Do Além (From Beyond – 1986)
“… Essas ondas abrirão para nós inúmeros panoramas desconhecidos do homem e muitos desconhecidos de qualquer coisa que consideramos como vida orgânica. Haveremos de ver aquilo para o qual os cachorros uivam na escuridão, aquilo para o qual os gatos levantam suas orelhas após a meia-noite. Veremos essas coisas e outras coisas que nenhuma criatura que respira jamais viu…”
O conto homônimo escrito por H.P. Lovecraft, em 1920, foi transposto para o cinema pelo diretor Stuart Gordon, que conseguiu manter rigorosa fidelidade na trama, incorporando personagens e os deliciosos exageros típicos do produtor/roteirista Brian Yuzna. A equipe que havia comandado o ótimo “Re-Animator”, também adaptado de uma obra do escritor, retornou com o mesmo entusiasmo criativo.
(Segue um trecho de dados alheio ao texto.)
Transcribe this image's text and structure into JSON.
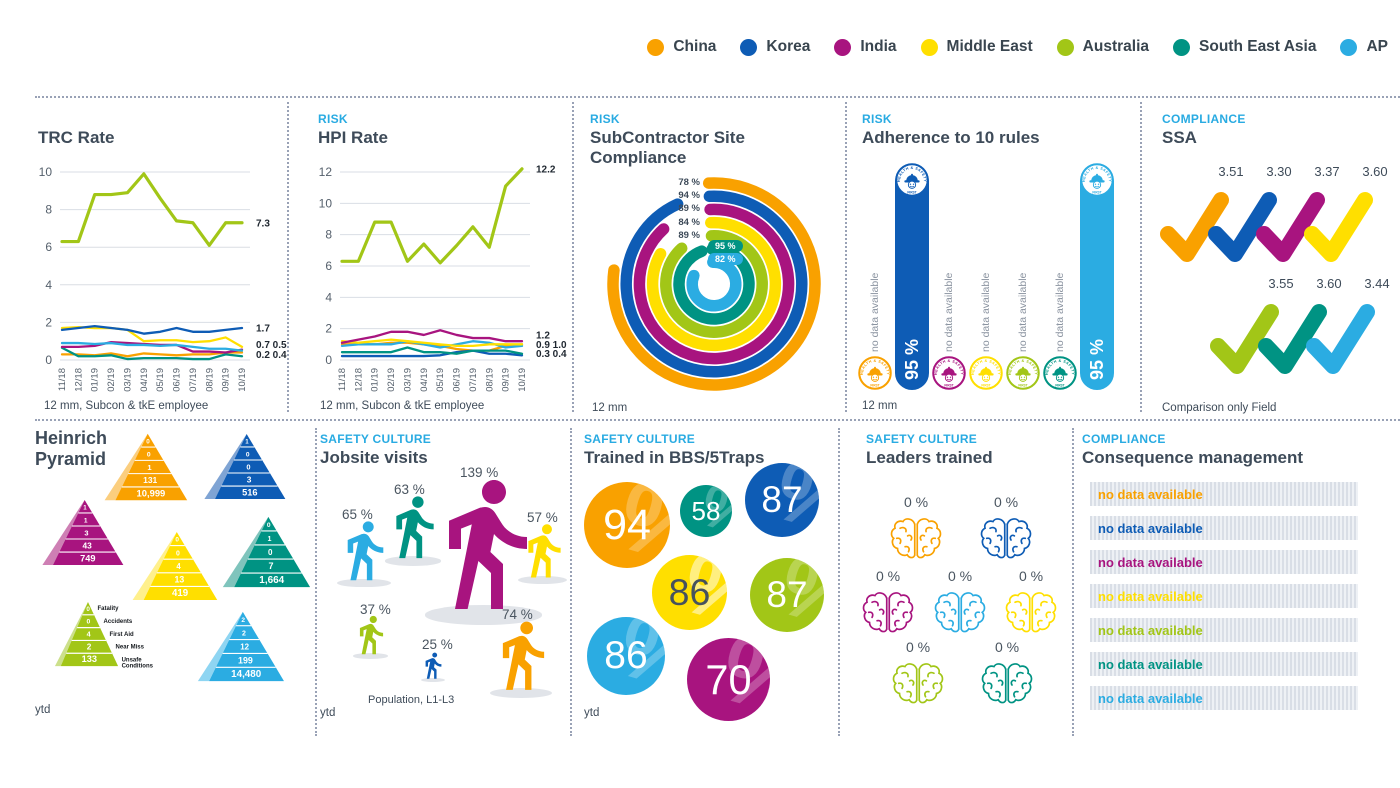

Eu nunca me esqueço da capa do VHS na locadora de vídeo, com o rosto deformado do inconsequente Dr. Pretorius, criação do roteiro, vivido por Ted Sorel. Uma época em que, devido a um misto de ansiedade e pavor, o início da vinheta sonora da distribuidora na fita já causava um frio na barriga.
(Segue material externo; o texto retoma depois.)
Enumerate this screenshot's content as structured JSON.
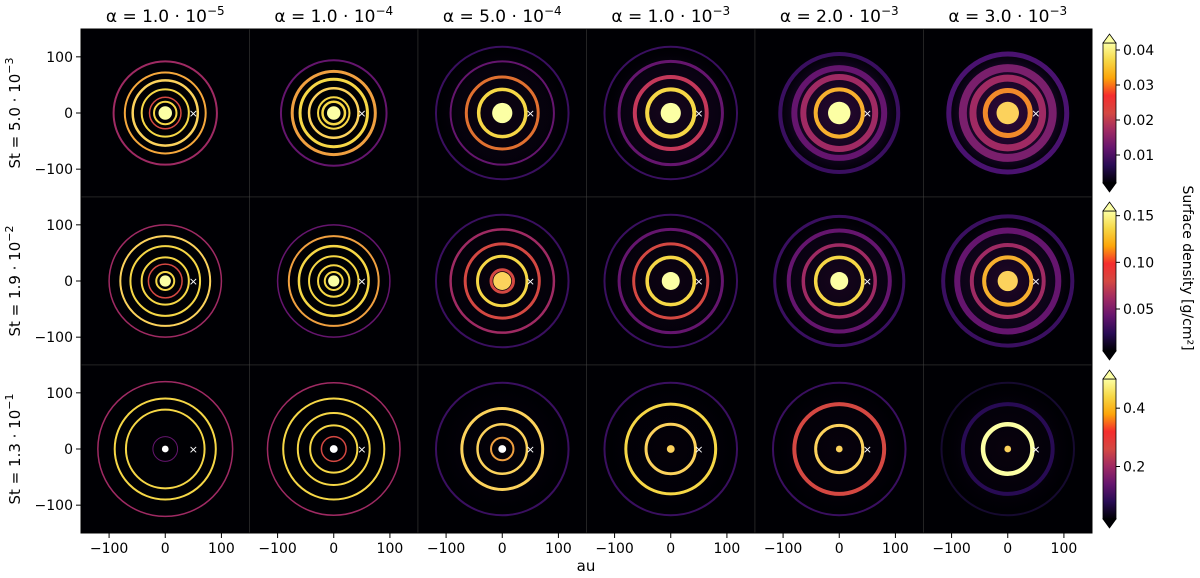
{
  "figure": {
    "column_titles": [
      {
        "base": "α = 1.0 · 10",
        "exp": "−5"
      },
      {
        "base": "α = 1.0 · 10",
        "exp": "−4"
      },
      {
        "base": "α = 5.0 · 10",
        "exp": "−4"
      },
      {
        "base": "α = 1.0 · 10",
        "exp": "−3"
      },
      {
        "base": "α = 2.0 · 10",
        "exp": "−3"
      },
      {
        "base": "α = 3.0 · 10",
        "exp": "−3"
      }
    ],
    "row_titles": [
      {
        "base": "St = 5.0 · 10",
        "exp": "−3"
      },
      {
        "base": "St = 1.9 · 10",
        "exp": "−2"
      },
      {
        "base": "St = 1.3 · 10",
        "exp": "−1"
      }
    ],
    "xlabel": "au",
    "colorbar_label": "Surface density [g/cm²]",
    "planet_marker": "×",
    "colormap": [
      "#000004",
      "#280b54",
      "#65156e",
      "#9f2a63",
      "#d44842",
      "#f52d2d",
      "#fca50a",
      "#f6d746",
      "#fcffa4"
    ]
  },
  "chart_data": {
    "type": "heatmap",
    "description_units": "disk dust surface density maps, axes in au",
    "x_ticks": [
      "−100",
      "0",
      "100"
    ],
    "y_ticks": [
      "100",
      "0",
      "−100"
    ],
    "xlim": [
      -150,
      150
    ],
    "ylim": [
      -150,
      150
    ],
    "planet_position_au": [
      50,
      0
    ],
    "colorbars": [
      {
        "ticks": [
          "0.01",
          "0.02",
          "0.03",
          "0.04"
        ],
        "tick_values": [
          0.01,
          0.02,
          0.03,
          0.04
        ],
        "range": [
          0.002,
          0.042
        ]
      },
      {
        "ticks": [
          "0.05",
          "0.10",
          "0.15"
        ],
        "tick_values": [
          0.05,
          0.1,
          0.15
        ],
        "range": [
          0.005,
          0.155
        ]
      },
      {
        "ticks": [
          "0.2",
          "0.4"
        ],
        "tick_values": [
          0.2,
          0.4
        ],
        "range": [
          0.02,
          0.5
        ]
      }
    ],
    "panels": [
      [
        {
          "core": 12,
          "coreColor": "#fcffa4",
          "rings": [
            [
              20,
              2,
              "#f6d746"
            ],
            [
              28,
              1.5,
              "#d44842"
            ],
            [
              42,
              2,
              "#f6d746"
            ],
            [
              58,
              2.5,
              "#fcd25c"
            ],
            [
              72,
              2,
              "#f6a83c"
            ],
            [
              92,
              2,
              "#9f2a63"
            ]
          ],
          "haze": 0
        },
        {
          "core": 12,
          "coreColor": "#fcffa4",
          "rings": [
            [
              20,
              2.5,
              "#f6d746"
            ],
            [
              28,
              2,
              "#f6d746"
            ],
            [
              44,
              2.5,
              "#fcd25c"
            ],
            [
              60,
              3,
              "#f6d746"
            ],
            [
              74,
              3,
              "#f0a040"
            ],
            [
              94,
              2,
              "#65156e"
            ]
          ],
          "haze": 0
        },
        {
          "core": 18,
          "coreColor": "#fcffa4",
          "rings": [
            [
              42,
              3.5,
              "#f6d746"
            ],
            [
              64,
              3,
              "#e07030"
            ],
            [
              92,
              2,
              "#65156e"
            ],
            [
              118,
              2,
              "#3a0f60"
            ]
          ],
          "haze": 0.15
        },
        {
          "core": 18,
          "coreColor": "#fcffa4",
          "rings": [
            [
              42,
              4,
              "#f6d746"
            ],
            [
              64,
              4,
              "#c4385a"
            ],
            [
              92,
              3,
              "#65156e"
            ],
            [
              118,
              2,
              "#3a0f60"
            ]
          ],
          "haze": 0.25
        },
        {
          "core": 20,
          "coreColor": "#fcffa4",
          "rings": [
            [
              42,
              4,
              "#f7b02e"
            ],
            [
              64,
              6,
              "#9f2a63"
            ],
            [
              80,
              6,
              "#65156e"
            ],
            [
              105,
              4,
              "#3a0f60"
            ]
          ],
          "haze": 0.45
        },
        {
          "core": 20,
          "coreColor": "#fcd25c",
          "rings": [
            [
              40,
              5,
              "#f28a2a"
            ],
            [
              62,
              7,
              "#9f2a63"
            ],
            [
              80,
              8,
              "#7a1f6c"
            ],
            [
              105,
              5,
              "#4a1270"
            ]
          ],
          "haze": 0.55
        }
      ],
      [
        {
          "core": 10,
          "coreColor": "#fcffa4",
          "rings": [
            [
              16,
              2,
              "#f6d746"
            ],
            [
              30,
              1.5,
              "#d44842"
            ],
            [
              42,
              2,
              "#f6d746"
            ],
            [
              62,
              2,
              "#f6d746"
            ],
            [
              80,
              2,
              "#fcd25c"
            ],
            [
              100,
              1.5,
              "#9f2a63"
            ]
          ],
          "haze": 0
        },
        {
          "core": 10,
          "coreColor": "#fcffa4",
          "rings": [
            [
              16,
              2,
              "#f6d746"
            ],
            [
              28,
              2,
              "#f6d746"
            ],
            [
              44,
              2,
              "#f6d746"
            ],
            [
              62,
              2.5,
              "#f6d746"
            ],
            [
              80,
              2,
              "#f0a040"
            ],
            [
              100,
              1.5,
              "#65156e"
            ]
          ],
          "haze": 0
        },
        {
          "core": 16,
          "coreColor": "#fcd25c",
          "rings": [
            [
              20,
              3,
              "#d44842"
            ],
            [
              44,
              3,
              "#f6d746"
            ],
            [
              66,
              3,
              "#d44842"
            ],
            [
              92,
              2.5,
              "#9f2a63"
            ],
            [
              118,
              2,
              "#3a0f60"
            ]
          ],
          "haze": 0.1
        },
        {
          "core": 16,
          "coreColor": "#fcffa4",
          "rings": [
            [
              42,
              3.5,
              "#f6d746"
            ],
            [
              66,
              3,
              "#d44842"
            ],
            [
              92,
              3,
              "#65156e"
            ],
            [
              118,
              2,
              "#3a0f60"
            ]
          ],
          "haze": 0.15
        },
        {
          "core": 16,
          "coreColor": "#fcffa4",
          "rings": [
            [
              42,
              3.5,
              "#f6d746"
            ],
            [
              64,
              3.5,
              "#9f2a63"
            ],
            [
              90,
              4,
              "#65156e"
            ],
            [
              115,
              3,
              "#3a0f60"
            ]
          ],
          "haze": 0.25
        },
        {
          "core": 18,
          "coreColor": "#fcd25c",
          "rings": [
            [
              42,
              4,
              "#f7b02e"
            ],
            [
              64,
              4,
              "#9f2a63"
            ],
            [
              90,
              6,
              "#65156e"
            ],
            [
              115,
              4,
              "#3a0f60"
            ]
          ],
          "haze": 0.35
        }
      ],
      [
        {
          "core": 6,
          "coreColor": "#ffffff",
          "rings": [
            [
              22,
              1,
              "#65156e"
            ],
            [
              70,
              2,
              "#f6d746"
            ],
            [
              90,
              2,
              "#f6d746"
            ],
            [
              120,
              1.5,
              "#9f2a63"
            ]
          ],
          "haze": 0
        },
        {
          "core": 7,
          "coreColor": "#ffffff",
          "rings": [
            [
              22,
              1.5,
              "#d44842"
            ],
            [
              42,
              2,
              "#f6d746"
            ],
            [
              64,
              2,
              "#f6d746"
            ],
            [
              90,
              2,
              "#f6d746"
            ],
            [
              118,
              1.5,
              "#9f2a63"
            ]
          ],
          "haze": 0
        },
        {
          "core": 7,
          "coreColor": "#ffffff",
          "rings": [
            [
              20,
              2,
              "#f0a040"
            ],
            [
              44,
              2.5,
              "#fcd25c"
            ],
            [
              72,
              3,
              "#fcd25c"
            ],
            [
              118,
              2,
              "#3a0f60"
            ]
          ],
          "haze": 0.05
        },
        {
          "core": 7,
          "coreColor": "#fcd25c",
          "rings": [
            [
              44,
              3,
              "#fcd25c"
            ],
            [
              80,
              3,
              "#f6d746"
            ],
            [
              118,
              2,
              "#3a0f60"
            ]
          ],
          "haze": 0.05
        },
        {
          "core": 6,
          "coreColor": "#fcd25c",
          "rings": [
            [
              42,
              3,
              "#fcd25c"
            ],
            [
              80,
              4,
              "#d44842"
            ],
            [
              118,
              2,
              "#3a0f60"
            ]
          ],
          "haze": 0.08
        },
        {
          "core": 6,
          "coreColor": "#fcd25c",
          "rings": [
            [
              44,
              4.5,
              "#fcffa4"
            ],
            [
              80,
              4,
              "#280b54"
            ],
            [
              118,
              2,
              "#160a30"
            ]
          ],
          "haze": 0.1
        }
      ]
    ]
  }
}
A ambição, o complexo de Deus, de um homem obcecado em alcançar níveis sensoriais superiores, enxergando o além, perscrutando o desconhecido através de estímulos artificiais na glândula pineal, o terceiro olho, como Descartes afirmava. Como resposta para sua ausência de escrúpulos, a máquina desvela uma dimensão de horror inimaginável.
É quando o roteiro amalgama referências que nos remetem ao universo fetichista sádico do escritor Clive Barker, inserindo experiências de dor e desejo carnal, expondo a fragilidade da carne. A eficiência visual das horripilantes criaturas, mérito do mestre Mark Shostrom, trabalha este conceito, entregando um simbolismo maior do que havia no conto.
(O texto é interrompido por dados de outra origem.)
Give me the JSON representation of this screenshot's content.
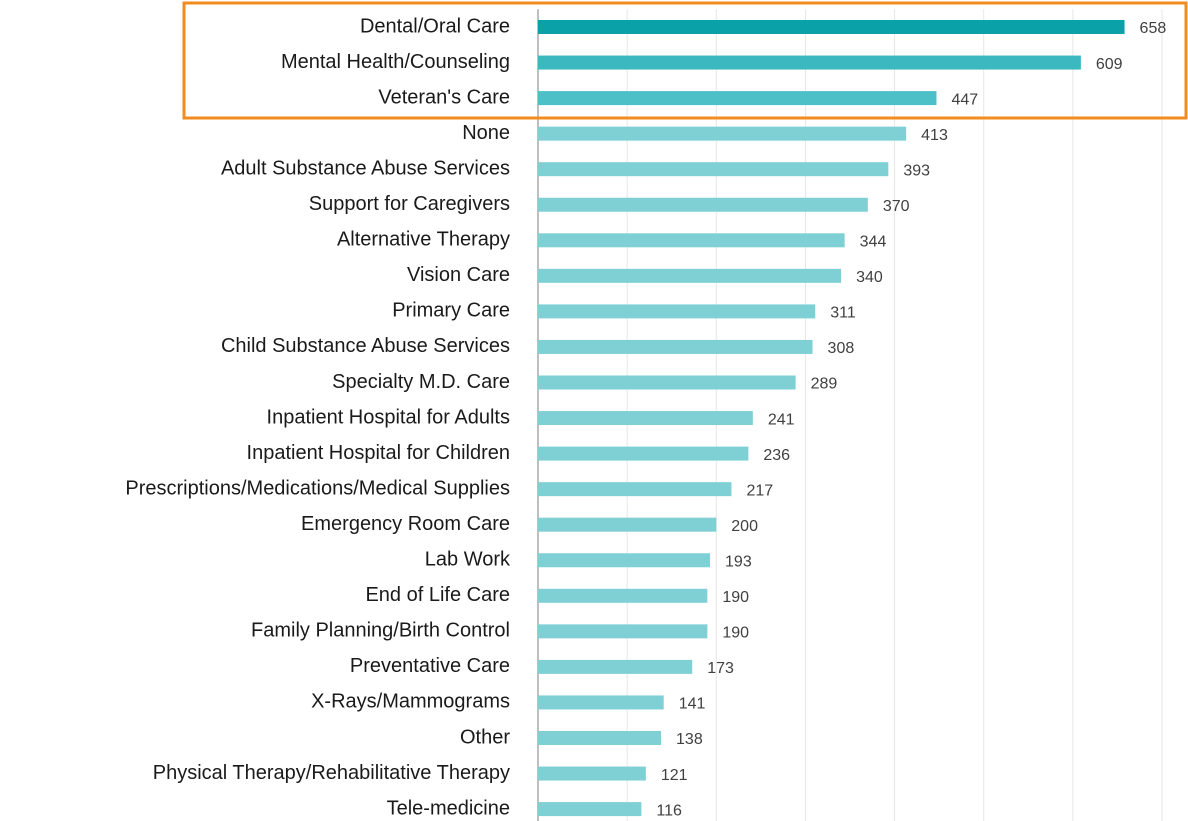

Vale destacar também a presença do carismático Ken Foree, do clássico “O Despertar dos Mortos”, como o policial azarado que acompanha a belíssima psiquiatra, vivida por Barbara Crampton, e o sempre histriônico, no bom sentido, Jeffrey Combs. O acionamento da máquina por uma alavanca é uma homenagem direta aos clássicos, como “Frankenstein”.
O gore, realizado de forma muito competente, é intensificado no terceiro ato, que quase resvala no humor, com a glândula pineal agindo como um personagem, incentivando sua vítima a se alimentar de cérebros humanos. Aliás, é impressionante, ainda hoje, a cena do rapaz sugando o cérebro pelos olhos da vítima.
O cinema de terror perdeu muito com a dependência atual pela computação gráfica.
* Você encontra o filme em DVD e, claro, garimpando na internet.